El Consejo Federal de Suiza anunció la congelación de todos los activos de Nicolás Maduro y sus asociados en el territorio de ese país europeo, como parte de una medida cautelar a fin de prevenir una fuga de fondos relacionada con la reciente detención del expresidente en Caracas y su traslado a Estados Unidos.
Aunque la medida afecta directamente a Maduro y otras personas cercanas al expresidente, el Consejo Federal dejó en claro que no se aplica a los miembros actuales del gobierno venezolano, quienes quedan excluidos de la nueva normativa.
Según el comunicado oficial, la decisión se basa en la Ley Federal sobre el Congelamiento y la Restitución de Activos Ilícitos en Posesión de Personas Expuestas Políticamente en el Extranjero (FIAA).
De ser confirmada la adquisición ilícita de estos fondos a través de futuras investigaciones, el gobierno suizo se compromete a garantizar que los activos congelados sean utilizados en beneficio del pueblo venezolano.
Esta medida se suma a las sanciones económicas impuestas a Venezuela desde 2018, bajo la Ley de Embargo, que ya contemplaba la congelación de activos vinculados a algunas figuras y entidades venezolanas.
No obstante, las nuevas disposiciones adoptadas bajo la FIAA amplían el alcance de las sanciones, apuntando a personas que no habían sido previamente incluidas en las listas de sanciones suizas.
De acuerdo con el comunicado, la medida estará vigente inicialmente por cuatro años y estará sujeta a revisión, según el curso de los acontecimientos políticos y judiciales en territorio venezolano.
Este paso de Suiza se alinea con el principio de asistencia judicial recíproca y podría facilitar futuros procesos legales, en caso de que se presenten pruebas de adquisición ilícita de fondos por parte de personas vinculadas al régimen de Maduro.
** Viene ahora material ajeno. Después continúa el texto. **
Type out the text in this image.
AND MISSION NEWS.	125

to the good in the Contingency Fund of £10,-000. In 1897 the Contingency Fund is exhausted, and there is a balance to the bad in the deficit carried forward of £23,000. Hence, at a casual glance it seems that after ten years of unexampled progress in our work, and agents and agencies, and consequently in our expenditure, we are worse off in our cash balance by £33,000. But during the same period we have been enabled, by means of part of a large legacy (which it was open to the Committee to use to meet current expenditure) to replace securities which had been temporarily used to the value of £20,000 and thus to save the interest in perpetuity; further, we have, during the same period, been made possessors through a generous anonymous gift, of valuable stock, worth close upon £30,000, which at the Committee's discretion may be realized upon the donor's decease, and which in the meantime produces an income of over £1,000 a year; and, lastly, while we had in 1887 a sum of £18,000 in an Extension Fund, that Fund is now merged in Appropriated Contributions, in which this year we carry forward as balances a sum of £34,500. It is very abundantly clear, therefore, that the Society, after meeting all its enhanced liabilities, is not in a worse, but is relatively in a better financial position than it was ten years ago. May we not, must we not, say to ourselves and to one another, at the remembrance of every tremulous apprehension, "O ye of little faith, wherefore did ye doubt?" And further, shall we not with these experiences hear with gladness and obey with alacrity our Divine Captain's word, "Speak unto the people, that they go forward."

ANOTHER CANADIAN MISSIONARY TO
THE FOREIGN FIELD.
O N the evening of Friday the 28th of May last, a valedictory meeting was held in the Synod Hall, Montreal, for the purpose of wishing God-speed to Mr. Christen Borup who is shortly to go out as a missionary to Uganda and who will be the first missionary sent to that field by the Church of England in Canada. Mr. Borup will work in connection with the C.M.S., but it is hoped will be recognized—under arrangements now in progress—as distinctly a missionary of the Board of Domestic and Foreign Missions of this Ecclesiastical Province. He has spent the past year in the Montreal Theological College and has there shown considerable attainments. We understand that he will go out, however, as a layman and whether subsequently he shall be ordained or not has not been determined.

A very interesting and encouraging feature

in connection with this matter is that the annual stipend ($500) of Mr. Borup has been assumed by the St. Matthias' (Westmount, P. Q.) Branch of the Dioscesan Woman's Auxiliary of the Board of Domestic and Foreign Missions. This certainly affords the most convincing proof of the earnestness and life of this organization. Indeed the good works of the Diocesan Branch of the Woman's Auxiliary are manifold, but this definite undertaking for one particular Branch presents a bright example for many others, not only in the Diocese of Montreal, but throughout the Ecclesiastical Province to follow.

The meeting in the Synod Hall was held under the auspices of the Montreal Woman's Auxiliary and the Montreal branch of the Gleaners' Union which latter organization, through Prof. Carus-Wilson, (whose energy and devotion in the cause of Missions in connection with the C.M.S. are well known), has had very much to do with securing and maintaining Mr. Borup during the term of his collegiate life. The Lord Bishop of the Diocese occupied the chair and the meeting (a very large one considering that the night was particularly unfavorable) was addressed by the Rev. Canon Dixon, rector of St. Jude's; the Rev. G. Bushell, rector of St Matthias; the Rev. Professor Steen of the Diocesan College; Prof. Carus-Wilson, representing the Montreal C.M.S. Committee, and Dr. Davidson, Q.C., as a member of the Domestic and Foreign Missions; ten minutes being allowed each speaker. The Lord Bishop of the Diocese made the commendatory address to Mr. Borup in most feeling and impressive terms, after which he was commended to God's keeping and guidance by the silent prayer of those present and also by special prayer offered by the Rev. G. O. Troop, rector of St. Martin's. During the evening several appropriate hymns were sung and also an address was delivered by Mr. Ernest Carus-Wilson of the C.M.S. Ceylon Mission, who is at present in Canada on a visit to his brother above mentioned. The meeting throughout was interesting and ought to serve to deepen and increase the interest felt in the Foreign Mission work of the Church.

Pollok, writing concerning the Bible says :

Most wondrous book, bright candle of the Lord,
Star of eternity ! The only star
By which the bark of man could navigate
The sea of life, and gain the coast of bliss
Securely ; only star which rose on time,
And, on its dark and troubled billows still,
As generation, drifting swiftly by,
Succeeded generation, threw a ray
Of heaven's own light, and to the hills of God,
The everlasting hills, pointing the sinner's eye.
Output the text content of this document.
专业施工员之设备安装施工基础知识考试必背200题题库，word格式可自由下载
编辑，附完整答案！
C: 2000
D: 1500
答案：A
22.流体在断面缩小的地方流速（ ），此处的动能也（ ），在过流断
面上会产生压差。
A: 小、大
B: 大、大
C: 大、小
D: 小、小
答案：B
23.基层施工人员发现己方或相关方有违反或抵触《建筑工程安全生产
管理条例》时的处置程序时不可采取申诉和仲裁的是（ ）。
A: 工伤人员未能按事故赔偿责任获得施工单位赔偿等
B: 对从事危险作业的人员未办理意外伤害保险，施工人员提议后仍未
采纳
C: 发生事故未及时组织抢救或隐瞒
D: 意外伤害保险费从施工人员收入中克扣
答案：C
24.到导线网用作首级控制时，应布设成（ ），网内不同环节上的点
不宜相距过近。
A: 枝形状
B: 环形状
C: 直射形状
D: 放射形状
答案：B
Además, el Gobierno suizo reiteró su compromiso con el respeto a los derechos humanos, la integridad territorial de Venezuela y la observancia del derecho internacional.
Mientras tanto, Nicolás Maduro y su esposa, Cilia Flores, fueron trasladados este lunes al tribunal federal del sur de Nueva York, donde enfrentan cargos de narcotráfico y corrupción, en el inicio de un proceso judicial que podría poner bajo escrutinio las prácticas ilícitas de su régimen.
Ambos permanecen en la prisión federal metropolitana de Brooklyn, donde continuarán hasta que se desarrolle el proceso judicial. En el trayecto, Maduro y su esposa fueron custodiados por agentes de la Administración del Control de Drogas (DEA, por sus siglas en inglés).
El expresidente venezolano enfrenta cargos por conspiración de narcoterrorismo, conspiración para la importación de cocaína, posesión de ametralladoras y dispositivos destructivos, y conspiración para poseer ametralladoras.